Après les grands spectacles que furent le Pont de la rivière Kwaï, Lawrence d'Arabie et le Docteur Jivago, David Lean et son scénariste Robert Bolt ont opté pour un film différent ; certes, c'est une grosse production, on y retrouve le même directeur photo, Freddie Young et la musique de Jarre, mais c'est une histoire simple et intime, d'intérêt émotionnel et personnel, laissant présager quand même quelques séquences spectaculaires. La séquence de la tempête en est un vibrant exemple.
Il est vrai que le décor de l'intrigue tragique qui va se jouer sur l'écran, influe beaucoup sur l'esprit, c'est un récit fiévreux qui raconte une fulgurante passion coupable, et dont l'héroïne est une sorte d'Emma Bovary irlandaise. Cette Irlande poétique, la verte Erin filmée par Lean est envoûtante, d'un point de vue photographique, c'est un pur régal visuel, rien que ces grands espaces sauvages, cette mer furieuse, cette plage à perte de vue, cette campagne rustique, ces ciels immenses, et ce petit village de Kirrary où le temps semble s'être arrêté, tout ceci compose un farouche pays où on ne soupçonnerait pas qu'une histoire d'amour passionnelle va s'y dérouler.

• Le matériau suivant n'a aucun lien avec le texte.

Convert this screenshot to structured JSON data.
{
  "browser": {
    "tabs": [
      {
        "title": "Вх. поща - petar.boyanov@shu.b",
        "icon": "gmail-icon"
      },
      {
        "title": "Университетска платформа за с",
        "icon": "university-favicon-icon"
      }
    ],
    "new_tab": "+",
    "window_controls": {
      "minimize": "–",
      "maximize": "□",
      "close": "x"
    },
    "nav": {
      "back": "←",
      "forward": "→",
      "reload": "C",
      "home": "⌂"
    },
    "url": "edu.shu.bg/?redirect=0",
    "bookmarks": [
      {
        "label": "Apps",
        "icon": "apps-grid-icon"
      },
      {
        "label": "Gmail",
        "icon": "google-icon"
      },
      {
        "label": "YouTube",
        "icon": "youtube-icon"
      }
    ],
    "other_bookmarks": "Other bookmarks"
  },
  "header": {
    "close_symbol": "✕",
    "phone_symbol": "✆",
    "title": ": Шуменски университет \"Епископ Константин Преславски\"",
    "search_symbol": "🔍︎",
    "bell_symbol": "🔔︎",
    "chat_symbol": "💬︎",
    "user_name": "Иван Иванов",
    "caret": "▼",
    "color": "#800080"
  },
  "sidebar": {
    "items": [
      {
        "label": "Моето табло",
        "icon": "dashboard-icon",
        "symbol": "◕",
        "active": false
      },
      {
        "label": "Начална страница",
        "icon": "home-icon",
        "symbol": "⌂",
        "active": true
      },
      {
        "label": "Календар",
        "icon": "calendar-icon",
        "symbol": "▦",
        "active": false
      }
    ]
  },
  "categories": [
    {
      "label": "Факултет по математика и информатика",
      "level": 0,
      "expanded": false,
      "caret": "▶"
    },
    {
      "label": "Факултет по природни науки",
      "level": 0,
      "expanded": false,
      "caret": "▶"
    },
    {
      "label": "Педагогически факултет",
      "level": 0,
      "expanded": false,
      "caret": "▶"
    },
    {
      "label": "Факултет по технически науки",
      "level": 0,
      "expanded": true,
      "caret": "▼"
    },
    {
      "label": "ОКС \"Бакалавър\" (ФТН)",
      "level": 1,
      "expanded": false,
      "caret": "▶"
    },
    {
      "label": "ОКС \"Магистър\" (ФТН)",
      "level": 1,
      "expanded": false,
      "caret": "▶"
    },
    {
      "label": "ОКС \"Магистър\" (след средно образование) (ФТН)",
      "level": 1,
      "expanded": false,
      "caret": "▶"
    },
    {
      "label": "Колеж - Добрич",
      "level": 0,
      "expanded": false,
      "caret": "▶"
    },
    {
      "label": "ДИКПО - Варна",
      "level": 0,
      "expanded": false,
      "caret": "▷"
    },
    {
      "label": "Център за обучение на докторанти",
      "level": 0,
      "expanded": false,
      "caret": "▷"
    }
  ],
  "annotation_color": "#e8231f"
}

Lean excelle à mettre en scène les règlements de comptes villageois, la violence des foules, la folie soudaine d'une population ; non seulement la beauté du paysage crève merveilleusement l'écran, mais la puissance du non-dit est très forte, car Rosy Ryan aime un soldat anglais sans savoir pourquoi, ils n'ont rien à se dire, juste à s'aimer, c'est le mystère des sentiments, l'opacité des grands amours, l'insondable puissance de l'âme humaine, on en oublie la lenteur relative, la longueur du film, le pittoresque épais de certaines séquences, et on se laisse emporter par ce tourbillon mélancolique du romanesque qui s'accorde avec les falaises où viennent se fracasser les vagues.

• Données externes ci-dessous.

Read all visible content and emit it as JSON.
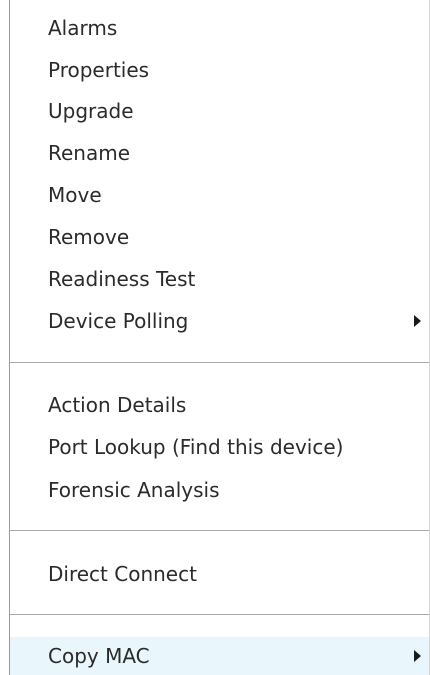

Je regrette quand même que le contexte historique dans cette Irlande de 1916 ne soit qu'anecdotique, alors que dans le Docteur Jivago, Lean s'en servait à merveille et ça donnait une force supplémentaire. L'interprétation est remarquable : on peut s'étonner du choix de Robert Mitchum, mais il se révèle bon en mari maladroitement amoureux, Sarah Miles est une Rosy frémissante, Trevor Howard en curé énergique, John Mills en idiot de village, Leo McKern en patron de café nationaliste (Ryan c'est lui), Barry Foster en activiste de l'IRA... tous sont excellents dans leurs rôles, seul Christopher Jones semble falot dans son rôle de soldat bellâtre amoureux de Rosy, d'ailleurs cet acteur fera peu parler de lui par la suite. Le film fut éreinté par la critique, Lean en souffrit beaucoup, et les Oscars furent avares envers lui (2 Oscars seulement, celui de la meilleure photo, et celui du meilleur second rôle pour Mills), et même encore aujourd'hui, je me demande si ce film n'est pas encore injustement incompris, c'est pourtant un chef-d'oeuvre maudit, un joli poème suranné qui mérite d'être vu.